1.0 Problem Analysis

This document addresses the technical query regarding the procedure for performing custom firmware development on the Cisco Nexus K3P-S SmartNIC. The primary goal is to leverage the card’s Field-Programmable Gate Array (FPGA) for ultra-low-latency, hardware-accelerated applications, which requires access to and use of the ExaNIC Firmware Development Kit (FDK).

The Nexus K3P-S SmartNIC is an advanced network adapter engineered for high-performance computing and low-latency financial trading environments. It is architecturally based on the Exablaze ExaNIC X25 platform, which incorporates a powerful Xilinx FPGA. While standard Cisco-provided drivers enable high-performance kernel and userspace networking functions, they do not provide the tools necessary for direct modification of the FPGA logic. Unlocking this capability for bespoke application development is the specific function of the ExaNIC FDK.

2.0 Solution Framework

The solution involves a two-phase approach: first, the official process for acquiring the FDK, and second, a technical overview of the development workflow and its prerequisites.

2.1 Phase 1: Acquisition of the ExaNIC FDK

The ExaNIC FDK is specialized, proprietary software and is not available for public download from the Cisco Software Central portal.
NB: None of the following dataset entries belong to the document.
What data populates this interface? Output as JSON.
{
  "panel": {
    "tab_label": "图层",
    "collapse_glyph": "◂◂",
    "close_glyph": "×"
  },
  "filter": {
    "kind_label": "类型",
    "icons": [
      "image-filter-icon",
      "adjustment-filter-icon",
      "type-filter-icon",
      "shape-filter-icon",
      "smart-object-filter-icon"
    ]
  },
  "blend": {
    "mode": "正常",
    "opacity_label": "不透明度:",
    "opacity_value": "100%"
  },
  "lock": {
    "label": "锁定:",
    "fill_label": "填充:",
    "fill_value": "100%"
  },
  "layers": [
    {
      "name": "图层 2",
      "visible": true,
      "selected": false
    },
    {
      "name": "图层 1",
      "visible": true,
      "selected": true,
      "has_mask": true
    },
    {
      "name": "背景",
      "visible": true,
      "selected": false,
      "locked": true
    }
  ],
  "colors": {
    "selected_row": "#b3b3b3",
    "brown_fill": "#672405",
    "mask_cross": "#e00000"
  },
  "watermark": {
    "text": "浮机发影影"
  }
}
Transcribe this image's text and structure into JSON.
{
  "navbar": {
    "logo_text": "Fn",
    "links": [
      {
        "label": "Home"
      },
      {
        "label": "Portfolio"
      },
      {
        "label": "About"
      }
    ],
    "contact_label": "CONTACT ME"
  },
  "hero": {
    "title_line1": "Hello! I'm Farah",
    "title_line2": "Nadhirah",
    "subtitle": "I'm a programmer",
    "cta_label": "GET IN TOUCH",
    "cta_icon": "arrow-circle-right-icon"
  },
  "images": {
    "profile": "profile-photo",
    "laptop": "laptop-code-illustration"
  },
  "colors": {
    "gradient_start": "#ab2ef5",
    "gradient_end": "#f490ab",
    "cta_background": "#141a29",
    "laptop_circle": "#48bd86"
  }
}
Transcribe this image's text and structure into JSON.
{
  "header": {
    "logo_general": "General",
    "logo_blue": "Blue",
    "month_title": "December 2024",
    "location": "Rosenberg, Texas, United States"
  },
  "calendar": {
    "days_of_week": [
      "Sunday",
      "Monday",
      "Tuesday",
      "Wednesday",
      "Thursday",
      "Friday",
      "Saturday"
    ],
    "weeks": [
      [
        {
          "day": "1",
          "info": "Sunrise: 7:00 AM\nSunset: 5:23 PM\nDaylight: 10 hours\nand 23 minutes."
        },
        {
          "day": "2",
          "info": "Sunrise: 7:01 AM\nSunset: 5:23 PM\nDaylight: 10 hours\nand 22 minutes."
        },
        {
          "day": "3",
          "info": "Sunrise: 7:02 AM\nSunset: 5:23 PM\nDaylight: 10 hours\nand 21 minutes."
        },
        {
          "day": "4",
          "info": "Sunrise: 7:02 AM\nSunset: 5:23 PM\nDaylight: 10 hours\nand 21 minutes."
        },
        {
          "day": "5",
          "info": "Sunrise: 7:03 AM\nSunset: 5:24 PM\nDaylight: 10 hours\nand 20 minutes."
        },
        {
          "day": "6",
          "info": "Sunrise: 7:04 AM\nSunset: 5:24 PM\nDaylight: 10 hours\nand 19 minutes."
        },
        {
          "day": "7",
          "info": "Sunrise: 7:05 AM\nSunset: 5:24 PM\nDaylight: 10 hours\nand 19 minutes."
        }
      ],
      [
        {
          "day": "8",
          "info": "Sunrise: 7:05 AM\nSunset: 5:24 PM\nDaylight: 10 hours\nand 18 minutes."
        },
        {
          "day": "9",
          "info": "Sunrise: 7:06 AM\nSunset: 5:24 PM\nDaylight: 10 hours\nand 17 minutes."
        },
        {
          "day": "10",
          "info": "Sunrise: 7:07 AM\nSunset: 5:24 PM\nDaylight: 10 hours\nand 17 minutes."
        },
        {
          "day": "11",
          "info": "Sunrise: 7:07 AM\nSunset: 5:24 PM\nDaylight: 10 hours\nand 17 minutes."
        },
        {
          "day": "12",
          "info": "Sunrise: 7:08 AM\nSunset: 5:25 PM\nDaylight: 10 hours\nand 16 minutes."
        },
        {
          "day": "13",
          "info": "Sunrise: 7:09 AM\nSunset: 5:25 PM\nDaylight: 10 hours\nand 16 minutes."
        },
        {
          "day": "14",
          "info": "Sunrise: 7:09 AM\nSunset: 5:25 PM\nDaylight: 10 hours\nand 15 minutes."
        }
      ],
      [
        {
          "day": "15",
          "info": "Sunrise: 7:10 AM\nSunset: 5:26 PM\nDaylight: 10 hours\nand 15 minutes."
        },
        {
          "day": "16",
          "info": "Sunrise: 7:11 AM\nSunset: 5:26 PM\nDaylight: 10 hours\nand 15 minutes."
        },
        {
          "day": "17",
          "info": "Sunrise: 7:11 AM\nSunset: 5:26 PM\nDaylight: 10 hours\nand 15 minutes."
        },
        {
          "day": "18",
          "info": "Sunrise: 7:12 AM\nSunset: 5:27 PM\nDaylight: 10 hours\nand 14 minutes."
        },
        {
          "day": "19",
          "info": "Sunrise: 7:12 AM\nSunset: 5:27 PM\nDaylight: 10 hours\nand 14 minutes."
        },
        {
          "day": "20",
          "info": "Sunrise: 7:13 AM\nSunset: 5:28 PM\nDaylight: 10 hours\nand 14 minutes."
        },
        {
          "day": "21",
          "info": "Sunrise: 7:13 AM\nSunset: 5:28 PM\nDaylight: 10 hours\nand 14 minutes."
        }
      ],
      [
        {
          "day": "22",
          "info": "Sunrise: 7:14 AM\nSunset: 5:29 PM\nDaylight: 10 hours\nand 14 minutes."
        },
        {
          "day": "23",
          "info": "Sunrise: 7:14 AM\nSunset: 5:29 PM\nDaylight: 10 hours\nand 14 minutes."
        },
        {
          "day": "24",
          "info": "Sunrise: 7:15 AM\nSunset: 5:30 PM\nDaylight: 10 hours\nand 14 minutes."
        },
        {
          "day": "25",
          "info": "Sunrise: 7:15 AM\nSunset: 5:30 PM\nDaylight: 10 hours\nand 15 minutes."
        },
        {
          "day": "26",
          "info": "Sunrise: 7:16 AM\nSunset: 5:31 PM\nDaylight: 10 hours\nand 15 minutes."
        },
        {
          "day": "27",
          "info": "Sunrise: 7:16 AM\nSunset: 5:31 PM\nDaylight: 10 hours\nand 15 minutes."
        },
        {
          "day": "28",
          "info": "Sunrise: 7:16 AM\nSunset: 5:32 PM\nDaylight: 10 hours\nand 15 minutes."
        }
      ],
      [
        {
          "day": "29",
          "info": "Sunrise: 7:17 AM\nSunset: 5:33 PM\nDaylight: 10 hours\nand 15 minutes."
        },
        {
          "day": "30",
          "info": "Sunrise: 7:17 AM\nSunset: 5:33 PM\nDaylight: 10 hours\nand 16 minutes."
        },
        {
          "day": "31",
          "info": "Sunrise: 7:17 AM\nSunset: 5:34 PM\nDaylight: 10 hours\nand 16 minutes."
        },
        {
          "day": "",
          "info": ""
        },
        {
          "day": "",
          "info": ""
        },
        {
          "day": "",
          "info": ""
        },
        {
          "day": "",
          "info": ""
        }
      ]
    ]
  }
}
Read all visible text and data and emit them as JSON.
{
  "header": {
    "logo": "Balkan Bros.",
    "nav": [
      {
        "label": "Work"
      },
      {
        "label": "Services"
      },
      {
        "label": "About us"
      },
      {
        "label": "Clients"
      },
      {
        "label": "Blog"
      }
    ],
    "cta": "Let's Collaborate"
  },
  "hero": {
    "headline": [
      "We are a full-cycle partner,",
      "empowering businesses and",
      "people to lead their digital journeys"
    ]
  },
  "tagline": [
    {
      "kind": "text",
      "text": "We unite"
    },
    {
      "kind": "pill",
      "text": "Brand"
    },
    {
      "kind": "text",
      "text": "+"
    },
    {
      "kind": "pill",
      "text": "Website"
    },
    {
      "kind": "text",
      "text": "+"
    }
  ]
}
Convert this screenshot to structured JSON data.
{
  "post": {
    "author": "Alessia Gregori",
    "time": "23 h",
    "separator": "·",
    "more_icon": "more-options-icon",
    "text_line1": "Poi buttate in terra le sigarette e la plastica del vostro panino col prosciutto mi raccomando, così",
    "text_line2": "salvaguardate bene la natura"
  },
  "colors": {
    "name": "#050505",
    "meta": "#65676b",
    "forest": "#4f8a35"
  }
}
Access is managed to ensure that customers have the appropriate technical expertise and support agreements in place for such advanced development.

The designated procedure is as follows:

• Engage the Cisco Account Team: The customer must formally contact their designated Cisco Account Manager and Systems Engineer.
• Justify the Business and Technical Need: Clearly articulate the use case for FPGA-level customization. This typically involves applications where software-based solutions cannot meet latency or performance requirements.
• Licensing and Entitlement: The Cisco Account Team will facilitate the necessary contractual and licensing arrangements. Access to the FDK is a controlled entitlement and may be subject to specific commercial terms.

Upon successful completion of this process, the customer will be provided with the appropriate FDK software package and associated documentation.

2.2 Phase 2: Technical Prerequisites and Development Workflow

Once the FDK is obtained, a specific development environment must be established. The following components are critical for successful firmware development.

Prerequisites:

1. Development Host: A high-performance workstation running a supported Linux distribution (e.g., Red Hat Enterprise Linux, CentOS).
2. Xilinx Vivado Design Suite: A licensed installation of the specific version of Xilinx Vivado required by the FDK version. This is the core toolchain for synthesizing, placing, and routing the RTL (Register-Transfer Level) code to generate the FPGA bitstream.
3. ExaNIC FDK Package: The software bundle acquired through the Cisco sales channel. This includes Makefiles, example designs, shell logic, and IP cores for interfacing with the card’s physical components (e.g., PCIe interface, Ethernet MAC/PCS, memory controllers).
4. Standard System Drivers: The base driver package for the Nexus K3P-S SmartNIC must be installed on the development host for device interaction and firmware loading.

High-Level Development Workflow:

1. Environment Setup: Install the required Xilinx Vivado version, the ExaNIC base drivers, and the FDK package on the development workstation.
2. Project Initialization: Begin with one of the reference designs provided within the FDK. These examples provide a stable foundation, handling the complexities of the PCIe interface and basic packet I/O, allowing developers to focus on their custom application logic.
3. RTL Customization: Implement the custom logic using a hardware description language (Verilog or VHDL). This logic is integrated into the framework provided by the FDK shell.
4. Synthesis and Bitstream Generation: Utilize the provided Makefiles and scripts, which invoke the Xilinx Vivado toolchain in the background. This process compiles the RTL code and generates a firmware bitstream file (e.g., firmware.bit).
5. Firmware Deployment: Use the exanic-fwupdate utility, included with the standard driver package, to load the newly generated custom bitstream onto the Nexus K3P-S SmartNIC’s FPGA.
6. Validation and Testing: After loading the new firmware, conduct rigorous testing to validate the functionality and stability of the custom application logic.

3.0 Critical Support Considerations

It is imperative to understand the support implications of custom firmware development:

• Unsupported by Cisco TAC: Any firmware image created or modified using the FDK is considered custom code. It is not supported by the Cisco Technical Assistance Center (TAC). The customer assumes full responsibility for debugging, maintaining, and ensuring the stability of their custom firmware.
• Firmware Recovery: The Nexus K3P-S SmartNIC includes a “golden” factory recovery image. If a custom firmware load fails or causes instability, it is generally possible to revert the card to a Cisco-supported factory firmware version using the provided utilities.
• Version Coherency: Maintain strict alignment between the FDK version, the Xilinx Vivado toolchain version, and the host device driver version. Mismatches are a common source of compilation errors and runtime instability.